Но Лина видела, что довод насчет сенатора Слуцкера произвел впечатление на адвоката.

– Мы с ним встретились, как мне показалось, случайно, три года назад. У нас были отношения, – сухо и неприязненно докладывала Лина. – Я забеременела. Правда, я тогда еще не знала… Он познакомил меня с семьей, я думала, у нас все серьезно. Но потом он сказал, что я ему не подхожу и нам надо расстаться. Одного не могу себе простить: я ему рассказала о беременности. Мы уже расстались, меня мать вынудила – ну, в смысле, сказать ему. Если б я к нему не пошла и не сказала, ничего бы этого не было… Он бы так и не узнал… А я, дура, пошла и сама все рассказала…

– Что он ответил? – мягко спросил Понизовский.

– Что ребенок не его, а даже если и его, это моя проблема. Предложил сделать аборт. Даже денег предлагал.

– Но вы не взяли. Ладно, это лирика. Скажите мне вот что, Лина. Когда он проявился?

– Вчера.

– А до этого?

– В каком смысле? – не поняла Лина.

– После того, как вы рассказали ему о беременности, и до вчерашнего дня.

– Я о нем думать забыла. Он обо мне тоже, как мне казалось.

– Хорошо. Что он вам сказал? Вчера?

– Что женился, но его жена все никак не забеременеет. А ему позарез нужен ребенок. Он готов усыновить моего, потому что его дед уже плох, вот-вот помрет, а кубышка у него. И он якобы грозится завещать только правнуку. Сыном он недоволен, – добавила Лина, увидев, что Понизовский не понимает, – внуком недоволен, остается только правнук. Или «Русская сила».

– Как его звать? Отца вашего ребенка?

Что-то насторожило Лину в лице адвоката.

– Влад. Влад Саранцев. А в чем дело? – спросила она.

– Я не смогу представлять ваши интересы в суде, – ответил Понизовский. – Влад Саранцев – мой родственник. Двоюродный брат.

Побледневшая Лина начала молча подниматься из-за стола, но он ее удержал. Она шлепнулась на стул с размаху, ноги словно подломились.

– Погодите, Лина, не бегите, – заговорил Понизовский тихо и ласково. – Я же не отказываюсь вам помочь. Я с этим семейством не имею ничего общего. Но моя мать – сестра Владимира Саранцева старшего. Отца вашего Влада.

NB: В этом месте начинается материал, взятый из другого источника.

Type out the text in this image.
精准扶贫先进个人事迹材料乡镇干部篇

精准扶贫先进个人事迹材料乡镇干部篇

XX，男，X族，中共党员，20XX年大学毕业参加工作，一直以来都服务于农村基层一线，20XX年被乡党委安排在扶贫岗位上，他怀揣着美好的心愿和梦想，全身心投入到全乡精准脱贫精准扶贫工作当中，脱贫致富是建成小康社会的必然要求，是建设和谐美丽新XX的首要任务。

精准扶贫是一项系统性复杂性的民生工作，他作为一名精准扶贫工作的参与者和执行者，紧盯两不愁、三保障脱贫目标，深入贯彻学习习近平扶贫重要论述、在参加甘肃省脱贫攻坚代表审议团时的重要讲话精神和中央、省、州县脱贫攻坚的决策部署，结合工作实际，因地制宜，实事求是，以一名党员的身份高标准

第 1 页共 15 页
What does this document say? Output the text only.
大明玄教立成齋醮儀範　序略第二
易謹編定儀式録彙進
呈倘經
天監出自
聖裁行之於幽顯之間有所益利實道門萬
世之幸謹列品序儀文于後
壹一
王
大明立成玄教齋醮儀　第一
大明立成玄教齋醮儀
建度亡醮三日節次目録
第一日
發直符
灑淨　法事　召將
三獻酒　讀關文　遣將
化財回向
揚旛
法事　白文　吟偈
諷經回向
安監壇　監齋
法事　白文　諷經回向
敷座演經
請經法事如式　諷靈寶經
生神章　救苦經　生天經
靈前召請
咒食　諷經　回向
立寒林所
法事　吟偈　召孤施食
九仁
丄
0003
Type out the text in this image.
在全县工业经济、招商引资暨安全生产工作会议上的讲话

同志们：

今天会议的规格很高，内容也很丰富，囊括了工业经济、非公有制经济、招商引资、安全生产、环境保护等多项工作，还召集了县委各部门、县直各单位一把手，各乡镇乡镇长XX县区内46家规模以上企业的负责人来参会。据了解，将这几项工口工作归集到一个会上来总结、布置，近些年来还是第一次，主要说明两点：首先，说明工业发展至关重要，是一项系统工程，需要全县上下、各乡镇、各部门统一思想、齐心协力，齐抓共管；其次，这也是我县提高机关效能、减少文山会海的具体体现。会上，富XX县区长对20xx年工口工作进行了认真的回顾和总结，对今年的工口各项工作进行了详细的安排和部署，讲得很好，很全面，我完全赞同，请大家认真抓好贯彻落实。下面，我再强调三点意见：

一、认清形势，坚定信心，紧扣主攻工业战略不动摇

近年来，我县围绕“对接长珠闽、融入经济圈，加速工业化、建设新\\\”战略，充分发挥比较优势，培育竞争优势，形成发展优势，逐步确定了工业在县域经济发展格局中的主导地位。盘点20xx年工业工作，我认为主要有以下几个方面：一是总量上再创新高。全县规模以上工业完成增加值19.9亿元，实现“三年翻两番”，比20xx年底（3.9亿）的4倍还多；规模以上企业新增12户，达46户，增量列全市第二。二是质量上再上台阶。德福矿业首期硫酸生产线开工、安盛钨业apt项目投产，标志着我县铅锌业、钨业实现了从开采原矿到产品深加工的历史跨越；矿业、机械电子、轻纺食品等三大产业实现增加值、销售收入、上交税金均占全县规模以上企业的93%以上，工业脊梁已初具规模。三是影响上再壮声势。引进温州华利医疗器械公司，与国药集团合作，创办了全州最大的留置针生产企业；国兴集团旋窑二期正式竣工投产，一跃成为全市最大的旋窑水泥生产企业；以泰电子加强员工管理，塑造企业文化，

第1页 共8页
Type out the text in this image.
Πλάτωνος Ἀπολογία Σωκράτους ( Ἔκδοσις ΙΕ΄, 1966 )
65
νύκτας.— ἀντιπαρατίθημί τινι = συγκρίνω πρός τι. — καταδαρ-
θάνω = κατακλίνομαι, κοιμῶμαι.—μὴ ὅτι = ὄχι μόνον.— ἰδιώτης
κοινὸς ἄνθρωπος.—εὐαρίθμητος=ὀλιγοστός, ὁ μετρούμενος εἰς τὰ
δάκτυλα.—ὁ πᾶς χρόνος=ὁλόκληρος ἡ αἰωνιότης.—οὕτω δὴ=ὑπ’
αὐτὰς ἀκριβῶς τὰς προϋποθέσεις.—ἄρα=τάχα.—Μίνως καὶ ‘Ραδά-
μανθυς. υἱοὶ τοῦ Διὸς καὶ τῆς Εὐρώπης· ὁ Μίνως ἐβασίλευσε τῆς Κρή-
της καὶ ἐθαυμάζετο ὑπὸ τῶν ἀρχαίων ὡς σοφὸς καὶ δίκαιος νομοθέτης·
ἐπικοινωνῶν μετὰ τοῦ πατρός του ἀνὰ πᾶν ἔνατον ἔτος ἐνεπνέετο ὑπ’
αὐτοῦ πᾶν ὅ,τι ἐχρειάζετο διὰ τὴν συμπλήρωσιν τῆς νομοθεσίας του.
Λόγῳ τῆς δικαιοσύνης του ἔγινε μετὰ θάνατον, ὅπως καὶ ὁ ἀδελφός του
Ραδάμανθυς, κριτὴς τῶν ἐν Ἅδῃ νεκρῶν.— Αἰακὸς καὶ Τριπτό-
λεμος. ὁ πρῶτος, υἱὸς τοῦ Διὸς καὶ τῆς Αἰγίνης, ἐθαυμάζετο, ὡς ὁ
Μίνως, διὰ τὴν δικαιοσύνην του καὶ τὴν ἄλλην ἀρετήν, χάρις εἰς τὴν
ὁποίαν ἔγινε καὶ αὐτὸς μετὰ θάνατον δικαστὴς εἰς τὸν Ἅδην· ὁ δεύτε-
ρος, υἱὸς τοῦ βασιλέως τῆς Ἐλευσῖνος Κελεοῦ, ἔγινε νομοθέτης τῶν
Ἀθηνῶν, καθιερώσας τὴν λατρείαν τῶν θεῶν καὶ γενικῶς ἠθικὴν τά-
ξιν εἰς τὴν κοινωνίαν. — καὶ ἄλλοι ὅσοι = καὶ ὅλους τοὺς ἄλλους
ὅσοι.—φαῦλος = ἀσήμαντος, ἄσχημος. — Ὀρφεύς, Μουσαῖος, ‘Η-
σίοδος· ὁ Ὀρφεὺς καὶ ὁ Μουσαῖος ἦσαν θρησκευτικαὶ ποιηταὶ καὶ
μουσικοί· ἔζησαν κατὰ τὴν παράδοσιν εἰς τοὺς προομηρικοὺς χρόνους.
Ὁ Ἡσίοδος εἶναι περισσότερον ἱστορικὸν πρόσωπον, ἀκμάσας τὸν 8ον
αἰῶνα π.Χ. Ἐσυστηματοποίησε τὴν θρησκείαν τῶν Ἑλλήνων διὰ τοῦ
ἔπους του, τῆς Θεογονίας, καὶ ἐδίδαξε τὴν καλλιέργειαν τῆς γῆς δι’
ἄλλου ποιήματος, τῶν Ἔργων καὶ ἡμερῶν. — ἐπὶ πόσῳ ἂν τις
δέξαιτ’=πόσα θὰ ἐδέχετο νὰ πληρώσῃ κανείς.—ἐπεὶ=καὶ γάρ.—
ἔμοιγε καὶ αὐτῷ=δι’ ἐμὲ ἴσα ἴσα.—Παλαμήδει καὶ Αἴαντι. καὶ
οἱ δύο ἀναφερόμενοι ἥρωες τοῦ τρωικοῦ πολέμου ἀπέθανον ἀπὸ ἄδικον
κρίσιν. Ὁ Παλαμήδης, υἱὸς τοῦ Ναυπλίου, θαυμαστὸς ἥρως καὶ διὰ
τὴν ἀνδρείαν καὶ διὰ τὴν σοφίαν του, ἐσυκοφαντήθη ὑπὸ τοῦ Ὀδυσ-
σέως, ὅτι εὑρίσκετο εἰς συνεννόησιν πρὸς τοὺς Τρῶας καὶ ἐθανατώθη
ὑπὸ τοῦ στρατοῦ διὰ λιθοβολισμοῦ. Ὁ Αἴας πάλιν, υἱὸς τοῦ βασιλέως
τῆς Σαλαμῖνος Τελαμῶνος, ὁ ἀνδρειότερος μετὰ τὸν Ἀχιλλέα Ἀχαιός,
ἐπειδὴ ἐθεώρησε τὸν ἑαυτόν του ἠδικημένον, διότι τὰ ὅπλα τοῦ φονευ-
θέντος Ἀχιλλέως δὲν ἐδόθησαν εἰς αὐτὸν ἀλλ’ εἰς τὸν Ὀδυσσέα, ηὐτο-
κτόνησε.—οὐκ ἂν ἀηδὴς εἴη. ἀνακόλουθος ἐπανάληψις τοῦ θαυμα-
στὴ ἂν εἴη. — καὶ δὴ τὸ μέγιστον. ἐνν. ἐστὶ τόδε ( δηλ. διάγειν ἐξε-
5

– Он не мой, – отрезала Лина.

– Да, я понимаю. Моя мать была студенткой, училась в МГУ на филологическом. А мой отец читал там лекции. У них начался роман, они поженились. Мой отец – крупнейший специалист по мировой литературе, но он еврей, для Саранцевых – персона нон грата. Мама ушла из их дома навсегда, они вычеркнули ее из завещания… – Понизовский улыбнулся какой-то шутке, понятной лишь ему одному. – Но я знаю и Влада, и его отца. Мне очень жаль, что вам довелось с ними столкнуться.

– Ну, раз уж вы не можете мне помочь… – Лина опять сделала движение подняться.

– Да погодите же! – с досадой остановил ее Понизовский. – Кто сказал, что я не могу помочь? Я не смогу представлять ваши интересы в суде, но, может, до суда еще и не дойдет. А если дойдет, найду вам другого представителя, в моей конторе адвокатов полно. И все равно я буду помогать, буду консультировать, закон этого не запрещает.

– Я боюсь, что они похитят ребенка, – призналась Лина. – Хотела уехать к папе, но он говорит, меня могут не пустить.

– Ну, вряд ли они пойдут на похищение. Это чересчур даже для них.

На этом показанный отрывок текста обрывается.